When I was a kid, I read true-life story after true-life story of J. Edgar Hoover’s G-Men tracking down forgers, counterfeiters, and kidnappers. Every nearly-invisible thing counted to them: stray hairs, half fingerprints, ink-, mustard-, or blood-smudges in unusual places, and the irregularities in typewritten messages.
Every typewriter had a “fingerprint,” typebars that left weaker marks at the bottom of a p or q, a carriage return that didn’t leave a straight margin on the left, u‘s that had heavy tails, a‘s that didn’t. These things led the men in dark suits inexorably to the guy in a pinstriped suit–or his moll or patsy–who had banged out that anonymous ransom note.
What does this have to do with today’s poem? Nothing at all, except that receiving in the mail a buff envelope containing two hand-torn slips of manila receipt tape typewritten with what could only be a 1950′s era Royal Companion is proof positive that somewhere a few days’ postage from here there’s a flesh-and-blood poet perpetrating her poems. Sometimes that’s easy to forget.

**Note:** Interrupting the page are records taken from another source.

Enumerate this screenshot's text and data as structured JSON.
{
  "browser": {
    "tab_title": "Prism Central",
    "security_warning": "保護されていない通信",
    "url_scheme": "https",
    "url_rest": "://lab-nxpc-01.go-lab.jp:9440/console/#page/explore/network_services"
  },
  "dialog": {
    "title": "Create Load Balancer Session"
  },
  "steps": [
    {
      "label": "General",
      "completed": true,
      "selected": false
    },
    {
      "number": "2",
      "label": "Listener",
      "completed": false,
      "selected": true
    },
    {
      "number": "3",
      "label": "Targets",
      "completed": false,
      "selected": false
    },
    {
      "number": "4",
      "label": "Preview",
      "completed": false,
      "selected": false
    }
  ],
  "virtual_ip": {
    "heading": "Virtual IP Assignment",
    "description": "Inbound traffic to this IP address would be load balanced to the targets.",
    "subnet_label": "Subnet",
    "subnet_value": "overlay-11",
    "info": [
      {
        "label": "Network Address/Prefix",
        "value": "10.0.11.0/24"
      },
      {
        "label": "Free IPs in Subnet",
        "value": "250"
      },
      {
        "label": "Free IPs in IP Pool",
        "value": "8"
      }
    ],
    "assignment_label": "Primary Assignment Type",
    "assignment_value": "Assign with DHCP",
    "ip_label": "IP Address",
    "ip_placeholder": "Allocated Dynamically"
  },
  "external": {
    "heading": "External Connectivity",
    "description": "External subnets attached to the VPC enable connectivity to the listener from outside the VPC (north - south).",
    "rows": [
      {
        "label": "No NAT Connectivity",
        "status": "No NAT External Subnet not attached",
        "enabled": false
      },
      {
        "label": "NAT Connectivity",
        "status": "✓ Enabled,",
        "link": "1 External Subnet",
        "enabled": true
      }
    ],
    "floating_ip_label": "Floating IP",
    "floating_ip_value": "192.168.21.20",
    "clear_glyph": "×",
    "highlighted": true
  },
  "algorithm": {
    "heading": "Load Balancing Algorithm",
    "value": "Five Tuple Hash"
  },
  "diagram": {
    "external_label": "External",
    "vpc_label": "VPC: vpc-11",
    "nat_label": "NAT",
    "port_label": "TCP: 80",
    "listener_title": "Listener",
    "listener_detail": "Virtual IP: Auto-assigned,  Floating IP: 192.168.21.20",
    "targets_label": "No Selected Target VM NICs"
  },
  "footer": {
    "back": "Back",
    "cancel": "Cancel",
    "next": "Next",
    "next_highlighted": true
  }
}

Jacqueline Suskin’s not on the lam or the downlow, though. You can find her, like I did, at The Poem Store and order a poem yourself. I suggest the topics “Ransom Note” or “Dire Threat” or “Forged Document” because seeing those arrive in your mail that would be the bee’s knees, definitely worth a little hard-earned cabbage.
If any of you does order a poem, I’d love to read it and post it here.